Traen lluvia nubes oscuras, no claras.
Pero siempre, si las gotas de plata
caen, la tierra, con todas sus plantas,
las bendice y nunca ha de despreciarlas,
sino que en el fruto las atesora.
* * *
Y ahora, antes de soltar mi pluma,
te mostraré el provecho de mi libro,
y ambos, tú y él, en manos quedaréis
del que derriba al fuerte y alza al débil.

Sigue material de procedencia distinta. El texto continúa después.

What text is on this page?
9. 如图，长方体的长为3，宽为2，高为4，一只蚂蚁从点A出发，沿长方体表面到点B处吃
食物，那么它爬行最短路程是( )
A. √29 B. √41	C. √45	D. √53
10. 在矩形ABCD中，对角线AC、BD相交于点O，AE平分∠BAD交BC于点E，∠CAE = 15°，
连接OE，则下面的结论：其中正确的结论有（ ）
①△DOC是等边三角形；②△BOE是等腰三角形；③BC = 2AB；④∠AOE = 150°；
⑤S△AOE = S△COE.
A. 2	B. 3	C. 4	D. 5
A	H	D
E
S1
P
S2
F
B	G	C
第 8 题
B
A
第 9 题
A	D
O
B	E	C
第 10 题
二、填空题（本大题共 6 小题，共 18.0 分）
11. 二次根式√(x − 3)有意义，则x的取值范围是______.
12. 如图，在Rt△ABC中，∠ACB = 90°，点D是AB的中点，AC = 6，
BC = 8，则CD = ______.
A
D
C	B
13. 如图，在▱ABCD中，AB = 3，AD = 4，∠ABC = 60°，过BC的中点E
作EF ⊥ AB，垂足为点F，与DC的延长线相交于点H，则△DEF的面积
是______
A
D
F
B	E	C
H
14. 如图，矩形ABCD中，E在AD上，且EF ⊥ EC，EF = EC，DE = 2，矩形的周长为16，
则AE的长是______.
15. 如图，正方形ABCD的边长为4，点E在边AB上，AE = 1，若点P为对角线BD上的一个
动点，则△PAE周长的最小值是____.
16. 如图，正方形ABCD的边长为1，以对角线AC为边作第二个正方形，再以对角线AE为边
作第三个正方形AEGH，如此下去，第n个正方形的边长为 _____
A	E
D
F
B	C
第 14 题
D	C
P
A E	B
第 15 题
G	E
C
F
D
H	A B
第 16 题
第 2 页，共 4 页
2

Este libro sitúa ante tus ojos
a aquel hombre que busca el premio eterno;
te muestra a dónde va, de dónde viene,
lo que deja de hacer y lo que hace.
Y muestra cómo corre y se apresura
por llegar a la puerta de la gloria.
Muestra también quién parte de por vida,
como si a alcanzar fuera la corona;
aquí veréis la razón por la cual
pierden sus trabajos y mueren necios.
Este libro ha de hacer de ti un viajero,
si te dejas guiar por sus consejos.
Mientras caminaba por el desierto de este mundo, llegué a cierto lugar, donde había una guarida; me detuve allí a dormir y, mientras dormía, tuve un sueño. Soñé y vi a un hombre vestido con harapos en cierto lugar, de espaldas a su casa, con un libro en la mano y lo leía; mientras leía, temblaba y lloraba y, sin poder contenerse, prorrumpía en un grito lamentable diciendo: "¿Qué haré?".